Solved – Dealing with multicollinearity when removing a highly collinear predictor reduces significance

interactionmulticollinearityregression

In my experience with dealing with multicollinearity, often removing one collinear variable from the model results in the other collinear variable(s) becoming significant (assuming that all the collinear variables are significantly correlated with the dependent variable bivariately.

However, I've recently encountered a situation where I have a model shown below in which $X_2$ and $X_3$ are highly correlated ($r > 0.95$) and the tolerance scores for the two variables are below $0.1$

$$
Y = \beta_0\ + \beta_1X_1\ + \beta_2X_2\ + \beta_3X_3\ +\beta_4X_1X_2\ +\beta_5X_1X_3\
$$

*all variables are continuous.

The results of the regression model show that all 5 slopes are significant (3 slopes for the main effects and 2 slopes for the interactions).
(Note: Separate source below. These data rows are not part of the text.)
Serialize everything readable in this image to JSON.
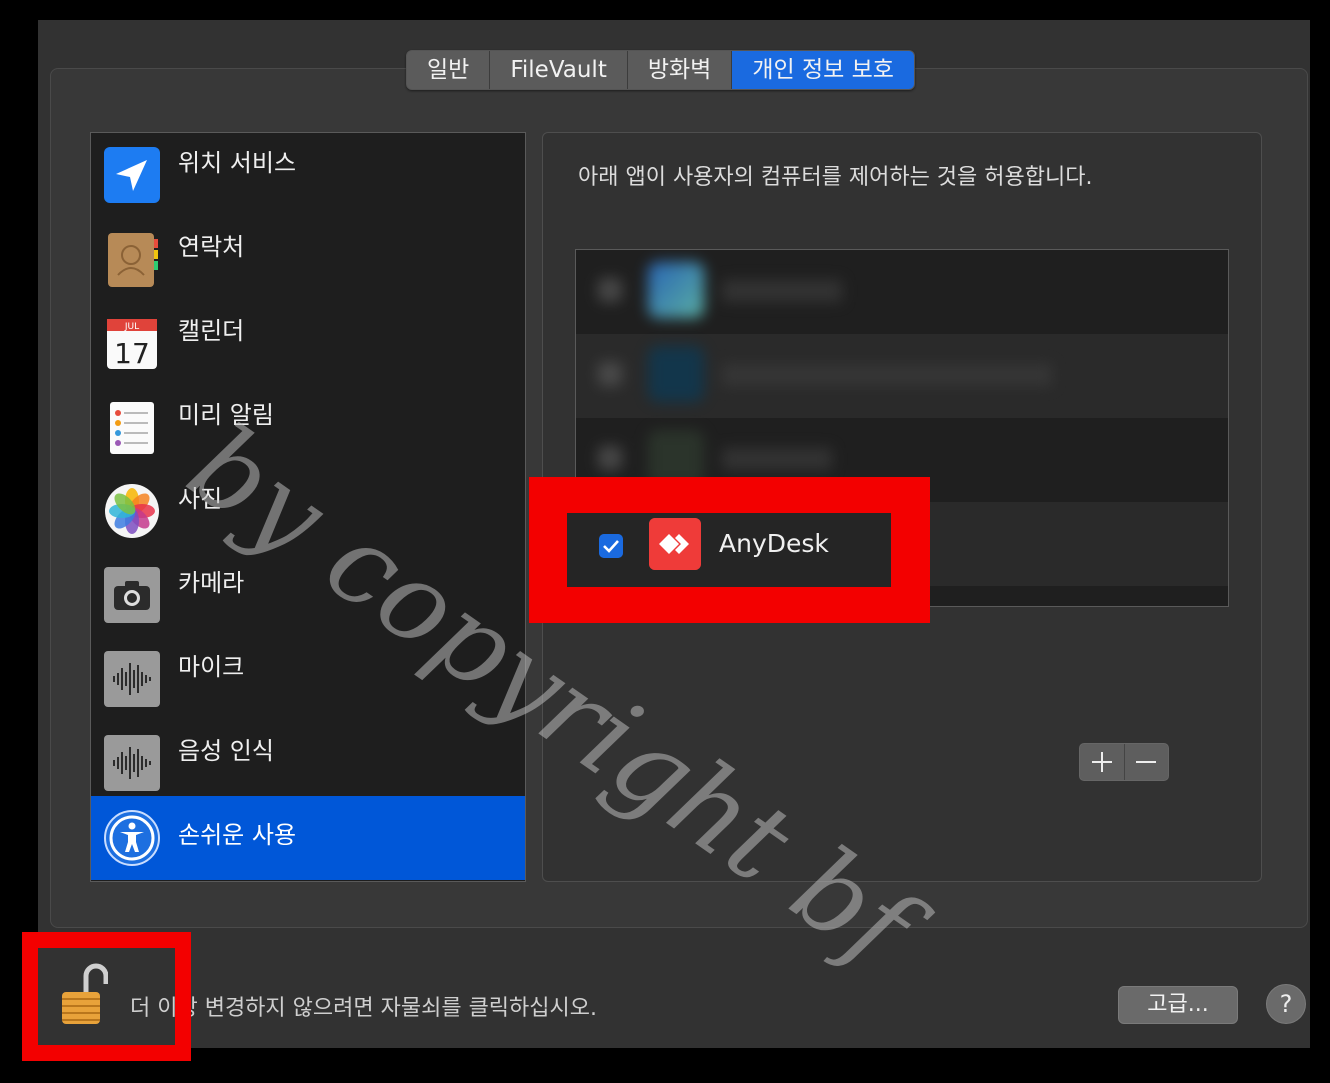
{
  "tabs": [
    {
      "label": "일반",
      "active": false
    },
    {
      "label": "FileVault",
      "active": false
    },
    {
      "label": "방화벽",
      "active": false
    },
    {
      "label": "개인 정보 보호",
      "active": true
    }
  ],
  "sidebar": {
    "items": [
      {
        "label": "위치 서비스",
        "icon": "location-arrow-icon"
      },
      {
        "label": "연락처",
        "icon": "contacts-book-icon"
      },
      {
        "label": "캘린더",
        "icon": "calendar-icon",
        "month": "JUL",
        "day": "17"
      },
      {
        "label": "미리 알림",
        "icon": "reminders-icon"
      },
      {
        "label": "사진",
        "icon": "photos-flower-icon"
      },
      {
        "label": "카메라",
        "icon": "camera-icon"
      },
      {
        "label": "마이크",
        "icon": "microphone-waveform-icon"
      },
      {
        "label": "음성 인식",
        "icon": "speech-recognition-waveform-icon"
      },
      {
        "label": "손쉬운 사용",
        "icon": "accessibility-icon",
        "selected": true
      }
    ]
  },
  "panel": {
    "description": "아래 앱이 사용자의 컴퓨터를 제어하는 것을 허용합니다.",
    "apps": [
      {
        "label": "",
        "blurred": true,
        "checked": false
      },
      {
        "label": "",
        "blurred": true,
        "checked": false
      },
      {
        "label": "",
        "blurred": true,
        "checked": false
      },
      {
        "label": "AnyDesk",
        "blurred": false,
        "checked": true
      }
    ],
    "add_label": "+",
    "remove_label": "−"
  },
  "footer": {
    "lock_text": "더 이상 변경하지 않으려면 자물쇠를 클릭하십시오.",
    "advanced_label": "고급...",
    "help_label": "?"
  },
  "watermark": "by copyright bf",
  "colors": {
    "accent": "#1a6ae0",
    "selection": "#0057d8",
    "highlight_red": "#f30000",
    "anydesk_red": "#ef3b39"
  }
}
One of the possible solutions is to remove one of the highly collinear predictors. If I remove one of them – say $X_2$, I get a new model as shown below.

$$
Y = \beta_0^\prime + \beta_1^\prime X_1\ + \beta_3^\prime X_3\ +\beta_5^\prime X_1X_3\
$$

After $X_2$ is removed, while $\beta_0^\prime$, $\beta_1^\prime$, and $\beta_3^\prime$ are significant, crucially, $\beta_5^\prime$, the slope for the interaction term, is no longer significant. The same thing happens if I try to remove $X_3$. So I wonder what may be the reason that causes this pattern to arise and how it can be potentially dealt with. Thank you in advance!

Best Answer

Correlation between two independent variables is not necessarily a sign of troublesome colinearity. The guru of colinearity, David Belsley, has shown this in his books: Conditioning Diagnostics: Colinearity and Weak Data in Regression and Regression Diagnostics: Identifying Influential Points and Sources of Collinearity.

In the comments, @Whuber points out that colinearity is not always a problem that has to be dealt with and that your maximum condition index indicates that, here, it is not even a problem at all.

At the other end, it is also possible to have very high colinearity without any high correlations. One example of this is if there are 10 IVs, 9 of which are independent and the 10th is the sum of the other 9.

In addition to condition indexes (and developed after Belsley's books were written) in R there is the perturbpackage that examines the problem of colinearity by adding small amounts of random noise to the input data and seeing what happens; one of the problems that colinearity can cause is that small changes to the input data can lead to huge changes in the regression results. In one of Belsley's books he gives an example where changing the data in the third or fourth significant digit reverses the signs of regression coefficients.